Peut-on dire que puisqu’une personne a une conduite honorable, c’est une bonne chrétienne ? Peut-on réduire la foi à une morale, comme en ont les non-chrétiens ? Je ne le crois pas, parce que la foi chrétienne demande de mettre au centre la personne de Jésus. Le Christ n’a pas l’ambition d’occuper la place d’honneur : il se met à nos pieds, à notre service, parce qu’il considère que les hommes – y compris les pécheurs – sont plus importants que lui-même… il a l’ambition d’être au service, d’aider les gens à vivre, quoi qu’il lui en coûte.
Prédication du père Louis Groslambert pour le vingt-cinquième dimanche du temps ordinaire
Voilà la question qui hante tout le monde : Qui sera le premier ? Les compétitions sportives, le classement des lycées, l’audimat… partout, au lieu d’avoir pour objectif d’être chaque jour meilleurs que la veille, les gens ont pour objectif d’être supérieurs aux autres. Les enfants jubilent quand ils peuvent dire « j’ai gagné, tu as perdu ». Donc dans notre monde d’ambitieux, le premier, c’est le plus fort, le plus intelligent, le plus riche, le plus malin… Celui qui dirait autre chose ferait tache. Jésus, inévitablement fait tache : pour lui le premier n’est pas celui qui domine mais celui qui sert.
Notez que Jésus a été tenté d’être celui qui domine : sur une haute montagne le démon lui avait dit « tu pourrais dominer sur tous les royaumes ; il suffit que tu te prosternes devant moi ». Frères, vous le savez, Jésus n’a pas voulu dominer de cette manière. Il a voulu être le meilleur non pas en dominant, mais en se mettant aux pieds des disciples et en leur lavant les pieds. Il a voulu être le meilleur en prenant sur lui les péchés des autres. Le Christ n’a pas l’ambition d’occuper la place d’honneur : il se met à nos pieds, à notre service, parce qu’il considère que les hommes – y compris les pécheurs – sont plus importants que lui-même… Écoutez-le dire « mon corps livré pour vous », et voyez où Jésus place son ambition : dans ce monde de dominateurs, de prédateurs, il a l’ambition d’être au service, d’aider les gens à vivre, quoi qu’il lui en coûte.
Cette attitude de Jésus irrite parce qu’en demandant d’honorer non pas le puissant mais le faible, il bouleverse l’échelle habituelle des valeurs. D’après le livre de la sagesse, les gens disent : « le juste nous contrarie, faisons-le mourir ». Effectivement, Jésus contrarie : par sa fidélité il met en évidence nos infidélités ; par son pardon, il met en évidence nos rancunes. Alors c’est quoi croire en Jésus ? C’est avouer que, bien qu’il critique nos choix, en l’occurrence le désir de dominer, c’est lui qui fait le bon choix en décidant de s’abaisser.

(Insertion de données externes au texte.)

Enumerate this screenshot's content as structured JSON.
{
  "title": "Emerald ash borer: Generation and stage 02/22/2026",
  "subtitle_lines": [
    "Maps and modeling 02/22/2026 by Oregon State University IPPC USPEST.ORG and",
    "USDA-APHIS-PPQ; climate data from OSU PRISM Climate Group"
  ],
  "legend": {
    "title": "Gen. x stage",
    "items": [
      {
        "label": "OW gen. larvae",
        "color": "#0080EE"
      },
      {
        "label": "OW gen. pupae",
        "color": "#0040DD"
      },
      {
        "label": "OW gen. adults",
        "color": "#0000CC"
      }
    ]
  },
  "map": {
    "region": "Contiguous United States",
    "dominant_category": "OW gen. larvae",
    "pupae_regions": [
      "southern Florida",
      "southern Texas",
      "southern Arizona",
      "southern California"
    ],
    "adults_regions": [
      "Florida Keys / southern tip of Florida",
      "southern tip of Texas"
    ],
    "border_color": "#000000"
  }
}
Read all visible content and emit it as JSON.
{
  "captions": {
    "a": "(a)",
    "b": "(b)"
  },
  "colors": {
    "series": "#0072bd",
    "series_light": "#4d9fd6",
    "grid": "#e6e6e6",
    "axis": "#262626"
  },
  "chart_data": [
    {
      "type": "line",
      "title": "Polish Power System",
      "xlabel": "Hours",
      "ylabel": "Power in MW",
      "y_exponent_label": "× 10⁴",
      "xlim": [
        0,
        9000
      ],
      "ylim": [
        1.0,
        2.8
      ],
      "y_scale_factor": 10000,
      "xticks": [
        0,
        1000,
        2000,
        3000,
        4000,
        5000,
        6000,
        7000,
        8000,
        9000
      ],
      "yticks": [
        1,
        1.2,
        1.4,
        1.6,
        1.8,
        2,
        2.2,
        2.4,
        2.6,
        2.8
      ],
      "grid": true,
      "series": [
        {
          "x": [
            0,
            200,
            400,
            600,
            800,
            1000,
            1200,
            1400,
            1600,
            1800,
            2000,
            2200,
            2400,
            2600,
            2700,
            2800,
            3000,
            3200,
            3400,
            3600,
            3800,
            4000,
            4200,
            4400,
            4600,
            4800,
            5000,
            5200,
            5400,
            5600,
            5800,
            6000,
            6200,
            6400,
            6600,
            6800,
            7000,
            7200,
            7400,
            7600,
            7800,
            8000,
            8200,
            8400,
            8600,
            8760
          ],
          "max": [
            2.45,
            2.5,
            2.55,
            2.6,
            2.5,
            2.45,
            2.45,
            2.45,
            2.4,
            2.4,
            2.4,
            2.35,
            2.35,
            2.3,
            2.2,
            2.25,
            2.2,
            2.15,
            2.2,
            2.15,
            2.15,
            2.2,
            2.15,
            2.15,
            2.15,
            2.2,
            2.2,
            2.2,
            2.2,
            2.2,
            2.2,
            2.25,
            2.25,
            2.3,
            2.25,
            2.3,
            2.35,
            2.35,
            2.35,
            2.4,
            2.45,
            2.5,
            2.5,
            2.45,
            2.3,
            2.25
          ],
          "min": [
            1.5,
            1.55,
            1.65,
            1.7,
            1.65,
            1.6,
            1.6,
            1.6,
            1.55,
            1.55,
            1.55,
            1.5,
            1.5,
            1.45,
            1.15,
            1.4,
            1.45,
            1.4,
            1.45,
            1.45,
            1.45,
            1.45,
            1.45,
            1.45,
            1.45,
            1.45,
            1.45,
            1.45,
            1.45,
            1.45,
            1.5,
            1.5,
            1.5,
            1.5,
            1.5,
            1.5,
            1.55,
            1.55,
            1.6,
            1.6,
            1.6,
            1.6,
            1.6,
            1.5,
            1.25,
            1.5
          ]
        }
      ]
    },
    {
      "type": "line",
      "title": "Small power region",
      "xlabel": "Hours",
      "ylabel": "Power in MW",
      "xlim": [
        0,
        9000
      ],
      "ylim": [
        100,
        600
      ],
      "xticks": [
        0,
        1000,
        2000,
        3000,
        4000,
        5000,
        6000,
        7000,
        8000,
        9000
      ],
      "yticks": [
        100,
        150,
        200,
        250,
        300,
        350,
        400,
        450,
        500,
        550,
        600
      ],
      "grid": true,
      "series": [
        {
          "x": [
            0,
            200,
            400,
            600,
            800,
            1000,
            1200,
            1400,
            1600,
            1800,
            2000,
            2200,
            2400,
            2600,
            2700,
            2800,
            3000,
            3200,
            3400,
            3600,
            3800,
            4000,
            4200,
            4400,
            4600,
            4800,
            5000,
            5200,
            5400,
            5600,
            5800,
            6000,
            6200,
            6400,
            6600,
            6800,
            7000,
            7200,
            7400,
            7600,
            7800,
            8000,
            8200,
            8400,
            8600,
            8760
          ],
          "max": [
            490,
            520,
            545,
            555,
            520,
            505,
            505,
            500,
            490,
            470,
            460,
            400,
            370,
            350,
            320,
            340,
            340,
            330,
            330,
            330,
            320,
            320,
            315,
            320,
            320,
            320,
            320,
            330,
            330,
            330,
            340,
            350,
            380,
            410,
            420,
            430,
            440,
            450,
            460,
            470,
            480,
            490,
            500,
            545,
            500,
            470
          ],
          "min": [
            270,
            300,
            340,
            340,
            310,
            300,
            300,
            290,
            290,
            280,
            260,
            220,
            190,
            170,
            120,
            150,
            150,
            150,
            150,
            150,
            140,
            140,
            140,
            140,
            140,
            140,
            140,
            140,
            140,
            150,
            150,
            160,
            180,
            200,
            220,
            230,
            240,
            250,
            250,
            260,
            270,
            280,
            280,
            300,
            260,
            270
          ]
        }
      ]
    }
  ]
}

Et d’après saint Jacques, nous serons dans le malheur tant que nous n’aurons pas remplacé l’ambition de passer avant les autres par l’ambition de les valoriser comme des frères. Attention, saint Jacques ne dit pas qu’il faut se dévaloriser, mais qu’il faut valoriser les autres. Et Saint Paul dit même, que nous aurons toujours une dette envers les autres, celle de les valoriser.
Peut-on dire que puisqu’une personne a une conduite honorable, c’est une bonne chrétienne ? Peut-on réduire la foi à une morale, comme en ont les non-chrétiens ? Je ne le crois pas, parce que la foi chrétienne demande de mettre au centre la personne de Jésus ; de prendre la personne de Jésus comme référence de tout ; il s’agit d’être en phase le plus possible avec celui qui nous a tant aimés. Et notre foi n’est plus qu’un vernis quand nous ne sommes plus en phase avec Jésus, quand nous ne disons pas comme lui : « mon corps livré pour les autres ».
Aujourd’hui comme à l’époque de la Bible, à tout moment, il y a devant chacun, deux chemins : le chemin du serviteur (ce chemin qui valorise les autres conduit vers la paix, la miséricorde, …) et le chemin du dominateur, du jaloux, de l’orgueilleux… ce chemin conduit vers la discorde, la guerre, la misère des faibles, le terrorisme.
Nous avons tous un brin de pouvoir dans tel ou tel cercle ; dans la famille, dans une association, une entreprise… Souvenons-nous : commander ne donne qu’un seul droit, celui de se dévouer davantage. Dans la liturgie de l’ordination des diacres, il est dit ‘servir, c’est régner ».
Il prit le pain, il le rompit et le donna, en disant « comme je vous donne le pain, je vous donne ma vie ». Voilà les gestes du serviteur ; à nous de prendre le pain (c’est à dire ce qui fait vivre) et de l’offrir aux autres.